- [Instructor] In this video I want to talk about the user interface and some of the changes that have occurred. Now most of the changes are subtle at best, but you should be aware of them, just so that you understand what's changed in the interface. Perhaps the most noticeable change in the user interface is the elimination of the application menu. So if you look in the upper left hand corner of the screen, we used to have the large Revit icon there in the corner, the big R menu as sometimes it was referred to. And when you clicked that icon it would display a menu.
That menu would have many file operations, like New, Open, Save, Print, Export, and so on. The application menu is gone and in it's place now we have the file tab on the ribbon. And when you click the file tab on the ribbon it displays exactly the same menu that we used to have under the application menu. So you still have New, Open, Save, Export, Publish, Print. All those functions. In fact, the menu looks exactly the same as how it used to. Directly above the file menu, there's this small R menu now and that just has Restore and Minimize and Close. So it contains more of just the basic Windows operations.
So the next change is also somewhat minor, but useful for sure. We now have the Print icon directly on the Quick Access toolbar. So, previously that wasn't there. You'd have to go to the application menu. You can now see that it's located there on the Quick Access toolbar. On the other side of the menu, you will now see that the Exchange Apps icon has been replaced with the Autodesk App store. Now again, this is very subtle change. Now it looks like a small little shopping cart. And I suppose that the idea was that the shopping cart evokes more of what the purpose of this icon is, where the X was a little bit unclear.
So, those are some of the subtle changes that have taken place on the overall user interface there. Now of course, the ribbon itself is a little more subtle. Some of the shading has been removed. You can see that the tones are a little bit more muted here and the tabs only appear when you hover over them. So that's again, a very subtle change but makes the look and feel a little bit different. Now there's also, this isn't necessarily new in this release, but it's something that we've been seeing, kind of over the last few releases, is the introduction of more of the standard Windows control shortcuts.
So, for example, Control P for print and Control Z for undo, Control Y for redo, and one of my favorites, the close command, Control W. Instead of having to go to the file menu and choose close to close a file, you can just do Control W. Now, perhaps one of the most noticeable differences in the user interface is actually the removal of a few previously available commands. So, the most notable, I think, is on the insert tab.
We no longer have the seek panel that used to be here. So seek is no longer a part of Autodesk, it's been removed and so therefore, the seek panel has been removed. So you can still use the Internet to find content. You can still download content and use it in your Revit projects, it's just that you won't be able to search for it directly in the Revit interface anymore. On the architecture tab, you'll also notice that there's only a single stair button now. So previously we had two commands there, stair by components, stair by sketch.

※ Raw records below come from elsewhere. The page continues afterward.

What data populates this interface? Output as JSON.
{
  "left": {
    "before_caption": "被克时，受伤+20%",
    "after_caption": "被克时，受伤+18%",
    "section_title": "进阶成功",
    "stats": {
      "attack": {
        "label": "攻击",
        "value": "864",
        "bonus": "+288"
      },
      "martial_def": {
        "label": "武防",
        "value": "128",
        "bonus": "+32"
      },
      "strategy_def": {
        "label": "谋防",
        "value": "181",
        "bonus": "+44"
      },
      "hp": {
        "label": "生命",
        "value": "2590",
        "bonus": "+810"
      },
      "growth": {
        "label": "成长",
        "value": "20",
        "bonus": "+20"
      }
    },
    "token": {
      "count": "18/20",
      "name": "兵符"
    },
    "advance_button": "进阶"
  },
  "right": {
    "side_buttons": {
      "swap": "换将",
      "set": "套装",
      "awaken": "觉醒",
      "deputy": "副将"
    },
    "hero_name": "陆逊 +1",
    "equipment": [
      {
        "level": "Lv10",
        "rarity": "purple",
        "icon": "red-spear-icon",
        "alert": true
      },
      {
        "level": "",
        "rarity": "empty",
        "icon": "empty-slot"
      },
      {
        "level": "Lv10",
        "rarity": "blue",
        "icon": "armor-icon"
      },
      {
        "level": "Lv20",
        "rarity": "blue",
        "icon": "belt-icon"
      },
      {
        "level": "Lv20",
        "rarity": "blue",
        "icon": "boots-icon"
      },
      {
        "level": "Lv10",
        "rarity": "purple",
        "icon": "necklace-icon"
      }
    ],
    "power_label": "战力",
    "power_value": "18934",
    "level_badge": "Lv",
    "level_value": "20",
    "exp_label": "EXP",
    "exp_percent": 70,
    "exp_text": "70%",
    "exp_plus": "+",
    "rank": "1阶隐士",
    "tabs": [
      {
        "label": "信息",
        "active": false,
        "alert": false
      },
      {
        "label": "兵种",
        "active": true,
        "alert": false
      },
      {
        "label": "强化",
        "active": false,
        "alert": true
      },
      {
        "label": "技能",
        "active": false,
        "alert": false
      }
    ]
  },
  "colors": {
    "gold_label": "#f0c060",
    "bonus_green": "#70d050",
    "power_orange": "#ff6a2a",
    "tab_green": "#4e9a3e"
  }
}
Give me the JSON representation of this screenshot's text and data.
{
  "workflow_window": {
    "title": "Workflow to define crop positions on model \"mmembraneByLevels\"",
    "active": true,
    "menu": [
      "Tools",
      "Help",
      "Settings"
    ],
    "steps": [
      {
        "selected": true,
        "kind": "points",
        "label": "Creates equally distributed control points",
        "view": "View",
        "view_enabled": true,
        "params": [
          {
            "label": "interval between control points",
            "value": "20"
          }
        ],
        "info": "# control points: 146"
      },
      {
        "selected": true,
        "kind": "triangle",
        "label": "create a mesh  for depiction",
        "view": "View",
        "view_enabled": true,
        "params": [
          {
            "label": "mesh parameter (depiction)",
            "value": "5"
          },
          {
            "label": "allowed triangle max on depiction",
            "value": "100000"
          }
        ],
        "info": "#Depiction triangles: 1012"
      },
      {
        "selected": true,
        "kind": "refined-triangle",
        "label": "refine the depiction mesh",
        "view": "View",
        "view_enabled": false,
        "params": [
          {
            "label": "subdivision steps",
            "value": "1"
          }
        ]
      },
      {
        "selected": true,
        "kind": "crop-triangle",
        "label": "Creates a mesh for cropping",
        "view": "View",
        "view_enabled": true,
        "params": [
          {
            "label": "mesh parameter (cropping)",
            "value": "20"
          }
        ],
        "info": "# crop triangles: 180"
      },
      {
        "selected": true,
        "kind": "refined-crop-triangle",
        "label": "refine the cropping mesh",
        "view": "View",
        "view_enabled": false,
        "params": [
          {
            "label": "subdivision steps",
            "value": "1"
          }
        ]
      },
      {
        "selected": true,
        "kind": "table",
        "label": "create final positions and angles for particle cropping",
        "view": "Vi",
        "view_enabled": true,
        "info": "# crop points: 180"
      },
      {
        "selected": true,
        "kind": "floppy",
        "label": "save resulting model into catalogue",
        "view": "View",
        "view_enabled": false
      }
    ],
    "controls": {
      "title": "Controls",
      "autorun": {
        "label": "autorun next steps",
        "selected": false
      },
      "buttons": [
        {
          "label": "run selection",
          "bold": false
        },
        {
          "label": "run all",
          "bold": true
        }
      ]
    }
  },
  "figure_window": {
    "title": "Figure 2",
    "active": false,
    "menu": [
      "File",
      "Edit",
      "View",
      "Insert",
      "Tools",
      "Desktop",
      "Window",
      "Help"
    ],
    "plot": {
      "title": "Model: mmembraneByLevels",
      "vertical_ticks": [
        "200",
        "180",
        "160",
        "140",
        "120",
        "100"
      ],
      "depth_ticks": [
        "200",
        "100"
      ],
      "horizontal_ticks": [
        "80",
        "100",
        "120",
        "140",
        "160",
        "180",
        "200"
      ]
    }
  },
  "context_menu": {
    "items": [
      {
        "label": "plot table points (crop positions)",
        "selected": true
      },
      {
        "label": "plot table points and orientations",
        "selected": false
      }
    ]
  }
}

Stair by sketch has been removed. And now the single stair button actually runs the stair by component command. Now, you can't create a new stair by sketch, that command has gone, but if you open up an existing file from a previous release that has a stair by sketch, and you select that stair by sketch, it's still available, it still works as it did before, and you'll still have the edit sketch button. So, no need to worry that things are going to transform in your files when you upgrade them from the previous release.
These sketch stairs will still function as they always did. It's just that you can no longer create new ones. Now the final change in the user interface is really more of a change to the installation of Revit. If you are on subscription, then you know that you would install Revit, and then you could go to your subscription portal, your Autodesk account, and there would be lots and lots of available plugins that you could install. Some right on the first day of the release.
You know, things like model checker, and, you know, batch plotting and stuff like that. Many of those standard plugins that you would have to install separately in the previous release, are now installed automatically as part of Revit. So if you look at your Add-ins Tab, you will have an Add-ins tab right away when you install, and you'll see that many of those standard Autodesk plugins are already here. So we've got batch plot, E-transmit, model review, work sharing monitor, gets installed automatically now and the formit converter tools as well.
So if you're using formit. Now this doesn't include every plugin that was and continues to be available. So certainly, you still want to check your Autodesk account for any available add-ins that you'd like to add to your Revit. But for these more common ones that you previously had to install separately, it certainly does simplify the installation process here in the current release.